But I also believe that some foods are the best of their kind. And when it comes to Fats, nothing is healthier than coconut oil!
All fats and oils are made of fatty acids. One way of classifying fatty acids is by saturation. A dietary fat can be saturated, monounsaturated or polyunsaturated.
Each fatty acid consists of a chain of carbon atoms, and each carbon atom can carry up to two hydrogen atoms.

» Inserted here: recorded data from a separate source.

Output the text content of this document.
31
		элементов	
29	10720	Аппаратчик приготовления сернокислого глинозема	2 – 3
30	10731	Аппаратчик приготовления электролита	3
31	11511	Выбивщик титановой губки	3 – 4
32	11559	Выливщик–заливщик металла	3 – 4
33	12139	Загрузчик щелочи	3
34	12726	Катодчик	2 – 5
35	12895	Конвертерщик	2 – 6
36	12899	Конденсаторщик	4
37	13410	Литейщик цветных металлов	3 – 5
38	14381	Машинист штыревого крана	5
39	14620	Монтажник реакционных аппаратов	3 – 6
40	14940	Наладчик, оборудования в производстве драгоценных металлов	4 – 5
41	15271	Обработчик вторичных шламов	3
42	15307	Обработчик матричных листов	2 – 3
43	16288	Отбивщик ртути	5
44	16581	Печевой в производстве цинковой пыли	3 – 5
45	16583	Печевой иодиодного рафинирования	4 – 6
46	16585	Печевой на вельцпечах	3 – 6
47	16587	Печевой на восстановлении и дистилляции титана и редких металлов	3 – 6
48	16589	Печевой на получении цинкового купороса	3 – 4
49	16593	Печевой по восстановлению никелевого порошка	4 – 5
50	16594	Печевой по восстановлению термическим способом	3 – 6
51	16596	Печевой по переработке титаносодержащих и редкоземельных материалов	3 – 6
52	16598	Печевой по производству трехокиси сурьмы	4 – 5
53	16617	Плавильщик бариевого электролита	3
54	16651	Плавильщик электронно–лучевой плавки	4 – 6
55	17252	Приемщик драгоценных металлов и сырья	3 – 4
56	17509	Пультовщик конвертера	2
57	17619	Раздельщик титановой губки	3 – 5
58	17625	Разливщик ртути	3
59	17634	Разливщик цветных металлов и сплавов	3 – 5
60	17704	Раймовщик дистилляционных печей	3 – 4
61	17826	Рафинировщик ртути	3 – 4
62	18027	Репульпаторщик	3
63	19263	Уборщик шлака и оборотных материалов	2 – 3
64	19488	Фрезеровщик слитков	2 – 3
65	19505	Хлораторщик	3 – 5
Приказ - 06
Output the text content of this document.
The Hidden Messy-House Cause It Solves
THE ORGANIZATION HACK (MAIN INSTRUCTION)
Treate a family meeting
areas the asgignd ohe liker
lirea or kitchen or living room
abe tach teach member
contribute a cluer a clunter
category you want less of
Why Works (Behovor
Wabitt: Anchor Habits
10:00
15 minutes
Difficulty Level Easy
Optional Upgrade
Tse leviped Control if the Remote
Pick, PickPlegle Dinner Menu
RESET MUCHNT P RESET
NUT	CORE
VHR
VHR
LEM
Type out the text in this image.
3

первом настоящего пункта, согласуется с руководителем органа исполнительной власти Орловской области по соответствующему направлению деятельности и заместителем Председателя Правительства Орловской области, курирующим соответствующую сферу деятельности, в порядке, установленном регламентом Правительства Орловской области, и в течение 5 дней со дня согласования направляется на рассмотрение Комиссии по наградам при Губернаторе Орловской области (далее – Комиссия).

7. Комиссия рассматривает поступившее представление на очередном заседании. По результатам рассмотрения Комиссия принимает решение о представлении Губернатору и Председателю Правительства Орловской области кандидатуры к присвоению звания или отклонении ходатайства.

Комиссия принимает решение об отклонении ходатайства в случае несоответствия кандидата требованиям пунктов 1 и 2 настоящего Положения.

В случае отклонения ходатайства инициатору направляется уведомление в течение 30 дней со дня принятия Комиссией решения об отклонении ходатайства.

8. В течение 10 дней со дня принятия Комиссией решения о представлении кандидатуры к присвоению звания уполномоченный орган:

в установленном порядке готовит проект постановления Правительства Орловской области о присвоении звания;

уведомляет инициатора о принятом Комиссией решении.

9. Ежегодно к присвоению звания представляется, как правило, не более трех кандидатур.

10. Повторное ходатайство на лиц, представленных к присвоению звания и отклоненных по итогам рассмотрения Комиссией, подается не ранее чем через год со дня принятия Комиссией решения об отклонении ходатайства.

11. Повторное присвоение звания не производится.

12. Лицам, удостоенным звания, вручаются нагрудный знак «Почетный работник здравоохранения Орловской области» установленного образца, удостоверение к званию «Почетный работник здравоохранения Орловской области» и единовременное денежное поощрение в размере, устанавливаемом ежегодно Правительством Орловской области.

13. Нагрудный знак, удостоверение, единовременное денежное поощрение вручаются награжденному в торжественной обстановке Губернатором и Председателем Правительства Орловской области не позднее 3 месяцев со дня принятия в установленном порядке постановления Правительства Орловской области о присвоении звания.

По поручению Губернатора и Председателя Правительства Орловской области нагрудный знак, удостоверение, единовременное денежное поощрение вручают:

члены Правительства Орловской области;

Saturated fats have two (maximum) hydrogen atoms latched onto each carbon atom. Monounsaturated fats are missing a pair. And any higher than a pair of hydrogen atoms missing are called Polyunsaturated fats.
Because it's not lacking any hydrogen atoms, saturated fat coconut oil is very stable. Coconut oil is highly resistant to oxidation and free-radical formation, which makes it an excellent cooking oil.
Due to one missing pair of hydrogen atoms, monounsaturated fats have a weak link in their carbon chain which can have a striking impact on your health, particularly your blood pressure. Polyunsaturated fats like soybean oil have two or more missing links, so the effects can be that much greater.
In a study published in "Arteriosclerosis, Thrombosis, and Vascular Biology," Larsen and associates found that monounsaturated fats like olive and canola oils raise blood pressure by increasing platelet stickiness.
On the other hand, 92 percent saturated coconut oil, even when hydrogenated, exhibits less of an effect than corn oil, another unsaturated fat.
Larsen, L. F., et al. Effects of dietary fat quality and quantity on postprandial activation of blood coagulation factor VII. Arteriosclerosis, Thrombosis and Vascular Biology. 1997;17(11):2904-2909.
McGregor, L. Effects of feeding with hydrogenated coconut oil on platelet function in rats. The Proceedings of the Nutrition Society. 1974 May;33(1):1A-2A.